Your firstborn has graduated. What an exciting and emotional time of life. You've successfully parented (hopefully and for the most part) your first child. At least you've gotten them to this point in one piece (again...hopefully and for the most part)!
I thought you might like to know what to expect in the days ahead. I know every child and every family dynamic is different, but having gone through this four times myself and watching it countless times as a youth minister's wife...I have just a few pointers.
- Your man-child is going to start feeling very independent. This is a normal part of the letting go process. And actually, they're probably feeling more insecure than you really know. This is one of the hardest struggles in your relationship. If your child is going off to college, you're not going to have a clue (for the most part) about what they're doing. Their wings are about to be stretched and new freedom is about to be theirs. This was your goal all along--to shoot that arrow you've trained, stretched, and shaped into the world.
- You will probably panic at some point about not having taught them enough. Enough about managing finances, enough about God, enough about studying, enough about abstinence, etc., etc. I know I did. And God gently reminded me that my job was to get them to this point. And now it was His turn. He takes His job very seriously...and He's not panicked.
- You will probably experience some of the most extreme emotions of your life--a virtual rollercoaster. It's hard to let go. You're excited for them because of the adventures you know they're about to experience, but you don't know what to do with that empty bedroom (unless a younger sibling has already claimed it!). Your family dynamics are about to change. I encourage you to enter the thrill your graduate is experiencing. It was hard for me to be sad when they were so excited!!
- Please, please, please don't do everything for them. If they haven't already had to stretch their negotiating necks out there, now's the time. They need to make decisions on what to take to college (this skill will serve them for years to come), which meal ticket to buy, how to pack their car, which classes to take (and drop), finding a roommate, buying books, talking to admissions, college counselors, dorm advisers, and professors. Do not be their alarm clock!! Give them a heads-up that they're on their own. If you are doing all of those things for your kids, you are being talked about by those professionals....I know. (I have 5 family members who work/teach at a college.)
- Realize that these are the years where your kids are going to be making their faith their own. To this point, you've probably "highly encouraged" your kids to be at church and participate in the youth group. They've heard everything you've taught and believe about God and have kind of ridden on the coattails of your belief system. But now they have the freedom to make their own decisions about church attendance or getting involved in a campus ministry. Most are going to question everything they've ever learned. This is normal. They're having to make their faith their own. Give them space and freedom to do this--all while diligently praying for them.

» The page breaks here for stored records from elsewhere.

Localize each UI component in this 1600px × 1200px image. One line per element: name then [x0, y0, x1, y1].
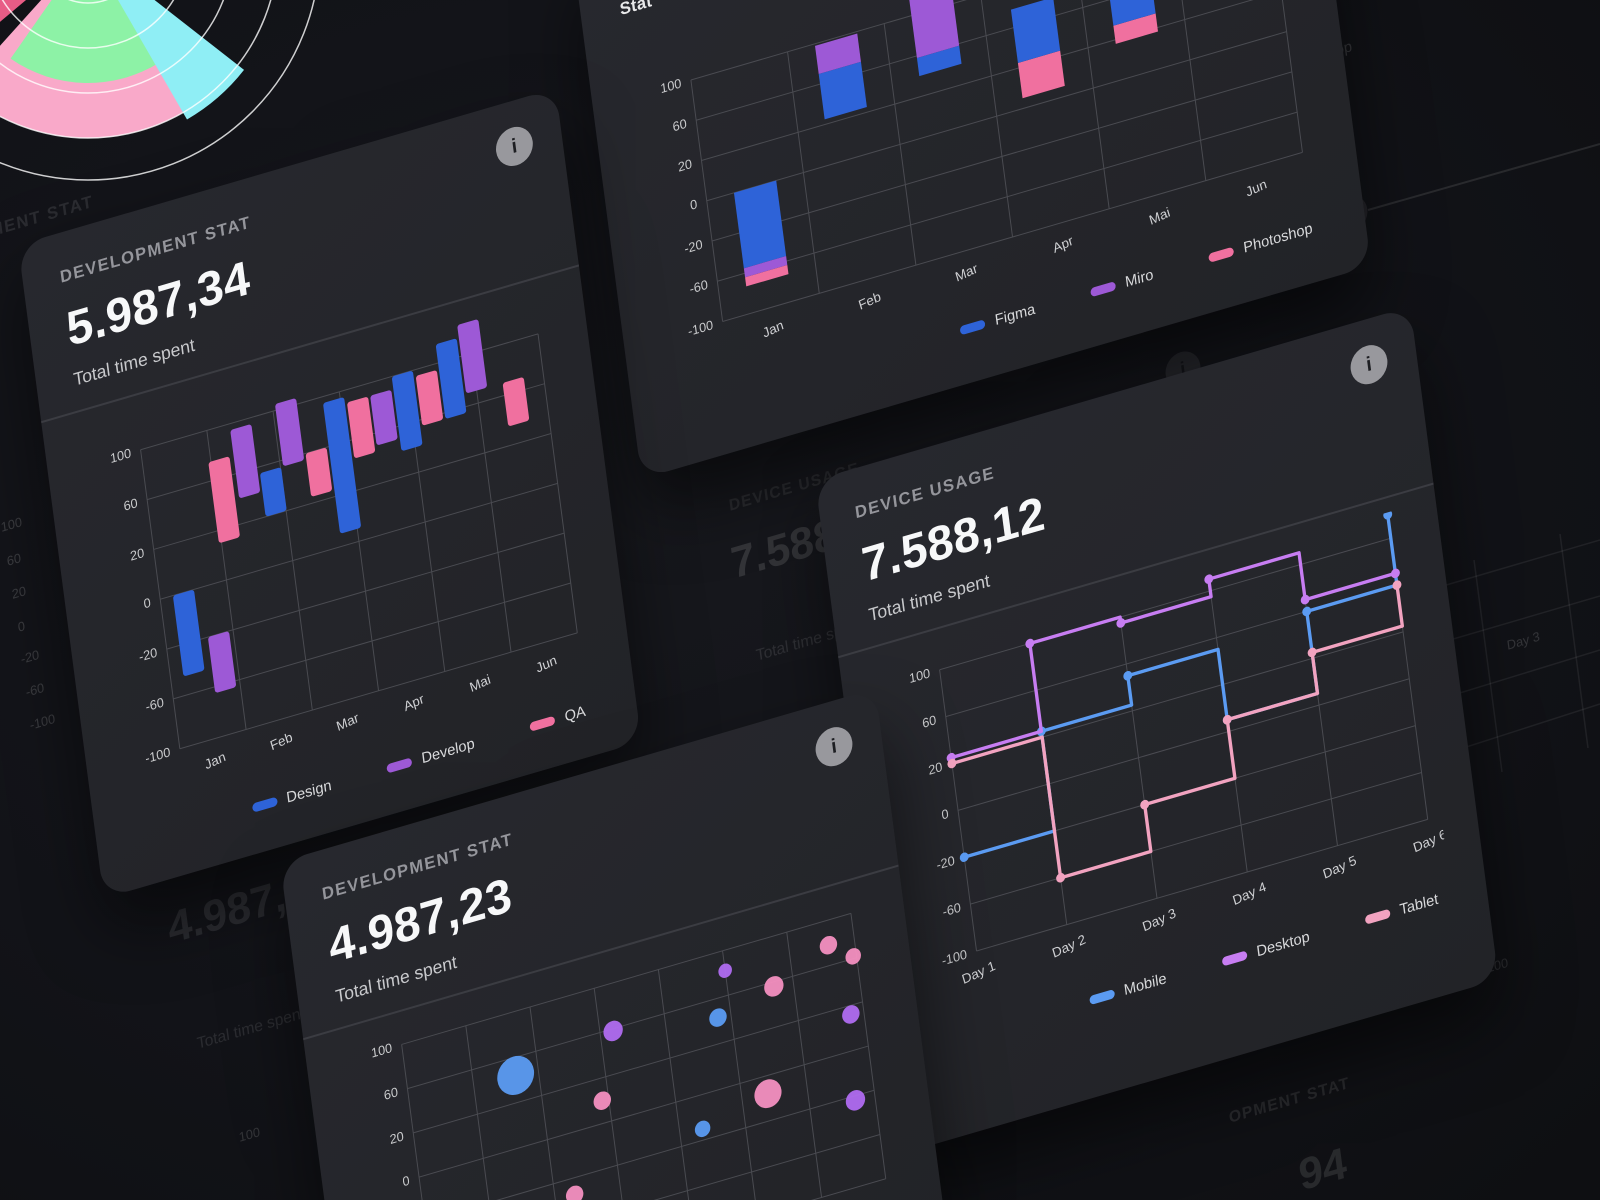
card-device-usage: i DEVICE USAGE 7.588,12 Total time spent…	[815, 306, 1499, 1154]
legend-item-tablet[interactable]: Tablet	[1364, 891, 1439, 929]
svg-text:-60: -60	[942, 900, 962, 920]
svg-text:Jan: Jan	[761, 317, 785, 340]
legend-item-design[interactable]: Design	[251, 777, 333, 817]
svg-text:0: 0	[689, 196, 698, 213]
info-icon: i	[1364, 352, 1374, 376]
svg-text:Feb: Feb	[857, 289, 883, 313]
legend-label: Photoshop	[1242, 219, 1314, 257]
svg-text:Feb: Feb	[268, 729, 294, 753]
svg-text:-20: -20	[683, 236, 703, 256]
legend-item-qa[interactable]: QA	[529, 703, 587, 736]
svg-text:Day 2: Day 2	[1050, 932, 1087, 961]
legend-label: QA	[563, 702, 587, 726]
floating-bar-chart: 100 60 20 0 -20 -60 -100 Jan Feb Mar Apr Mai Jun	[109, 319, 578, 773]
info-button[interactable]: i	[813, 722, 855, 771]
background-grid-fragment	[1435, 533, 1600, 773]
legend-swatch	[251, 796, 278, 814]
svg-text:-100: -100	[941, 947, 968, 969]
stacked-bar-chart: 100 60 20 0 -20 -60 -100 Jan Feb Mar Apr Mai Jun	[660, 0, 1303, 341]
legend-swatch	[1088, 989, 1116, 1006]
card-tools-stat: i Stat 10060200-20-60-100JanFebMarAprMai…	[574, 0, 1372, 479]
info-icon: i	[510, 134, 519, 158]
legend-label: Figma	[993, 300, 1037, 330]
legend-item-photoshop[interactable]: Photoshop	[1208, 220, 1314, 267]
polar-area-chart	[0, 0, 315, 181]
card-development-stat: i DEVELOPMENT STAT 5.987,34 Total time s…	[18, 88, 642, 899]
svg-text:Day 6: Day 6	[1411, 826, 1447, 855]
svg-text:60: 60	[123, 495, 139, 514]
legend-item-desktop[interactable]: Desktop	[1221, 928, 1311, 970]
legend-swatch	[1090, 281, 1117, 298]
svg-text:-60: -60	[689, 277, 709, 297]
svg-text:Day 5: Day 5	[1321, 853, 1358, 882]
svg-text:100: 100	[908, 665, 931, 686]
svg-text:100: 100	[660, 75, 683, 96]
svg-text:Day 3: Day 3	[1141, 905, 1178, 934]
legend-label: Desktop	[1255, 928, 1311, 961]
svg-text:-20: -20	[936, 853, 956, 873]
legend-item-miro[interactable]: Miro	[1090, 266, 1155, 301]
background-faint-divider	[1367, 143, 1600, 211]
legend-swatch	[386, 757, 413, 774]
legend-item-develop[interactable]: Develop	[386, 735, 476, 777]
svg-text:Day 4: Day 4	[1231, 879, 1268, 908]
info-button[interactable]: i	[493, 122, 536, 171]
svg-text:Mai: Mai	[468, 672, 492, 695]
svg-text:-100: -100	[687, 317, 714, 339]
legend-label: Design	[285, 777, 333, 807]
legend-swatch	[1364, 908, 1391, 925]
svg-text:60: 60	[921, 712, 937, 731]
svg-text:20: 20	[129, 545, 145, 564]
svg-text:Mar: Mar	[953, 260, 979, 284]
svg-text:Mar: Mar	[335, 710, 361, 734]
svg-text:60: 60	[672, 116, 688, 135]
legend-swatch	[529, 715, 556, 732]
legend-item-mobile[interactable]: Mobile	[1088, 970, 1168, 1009]
svg-text:0: 0	[941, 806, 950, 823]
legend-swatch	[1208, 246, 1235, 263]
card-development-stat-bubble: i DEVELOPMENT STAT 4.987,23 Total time s…	[280, 688, 948, 1200]
svg-text:Day 1: Day 1	[960, 958, 997, 987]
svg-text:100: 100	[109, 445, 132, 466]
svg-text:0: 0	[143, 595, 152, 612]
legend-swatch	[1221, 950, 1248, 967]
legend-label: Tablet	[1398, 890, 1440, 919]
svg-text:20: 20	[927, 759, 943, 778]
svg-text:-100: -100	[144, 744, 171, 766]
legend-label: Miro	[1124, 266, 1155, 292]
svg-text:60: 60	[383, 1084, 399, 1103]
svg-text:Mai: Mai	[1147, 205, 1171, 228]
legend-label: Develop	[420, 735, 476, 768]
svg-text:100: 100	[370, 1040, 393, 1061]
svg-text:20: 20	[677, 156, 693, 175]
legend-swatch	[959, 319, 987, 336]
svg-text:20: 20	[389, 1128, 405, 1147]
svg-text:-60: -60	[145, 694, 165, 714]
svg-text:Jan: Jan	[203, 749, 227, 772]
legend-label: Mobile	[1122, 970, 1168, 1000]
legend-item-figma[interactable]: Figma	[959, 301, 1036, 340]
svg-text:Jun: Jun	[1244, 176, 1268, 199]
svg-text:0: 0	[402, 1173, 411, 1190]
svg-text:-20: -20	[138, 645, 158, 665]
svg-text:Jun: Jun	[534, 653, 558, 676]
svg-text:Apr: Apr	[1051, 233, 1075, 256]
info-button[interactable]: i	[1348, 340, 1390, 389]
info-icon: i	[829, 734, 839, 758]
svg-text:Apr: Apr	[402, 691, 426, 714]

- Your kids are going to make mistakes now that they have all of this freedom. Some are going to mess up badly. The best advice I can give you is this: Keep the Doors Open!!! Let them know you love them unconditionally and that you'll always be there with open arms. Show them how to find their way back to God and let them know they're forgiven. This doesn't mean they may not have to suffer consequences...but they need to know you will always love them.
- Having said "Keep the Doors Open," I'd also tell you to be ready to lay down the law if needed. One of our kids moved out of our house to live with his friends in a college town and still didn't have a job after three months. He was told, "Either get a job or come home!" (He wasn't going to school.) Our kids attending college knew that if they had failing grades, their next year was "on them." Boundaries are good...still. You also are probably still holding some of the purse strings. Use it. This will be great leveraging power.
- This fact is reliable with most kids: The first summer after their freshman year at college is tough when they come home. They've had a whole year with new-found freedom and independence. They know more than you do at this point. ;) The good news is it probably won't be this way the next summer. (Oh! And get ready for all their stuff---it grows!)
- Every parent wants to see their child succeed. Send them notes of encouragement, praise, and blessing. Send them care packages. They like tangible things--not just text messages. Fix their favorite meals when they come home (like you'll have a choice!). Expect to spend money when you go visit them--they're going to be ready for some good, free food! Pray for them consistently. Do all of these things...but don't overwhelm them. You'll see them peddling backwards if you push. They need room and space to grow.
- Realize that you're about to gain a friend. As soon as this "expansion process" is complete, you're going to have a brand new relationship. And it's sweet...oh, so sweet!! This is what you've been waiting for and dreaming about. THIS, my friend, is your graduation.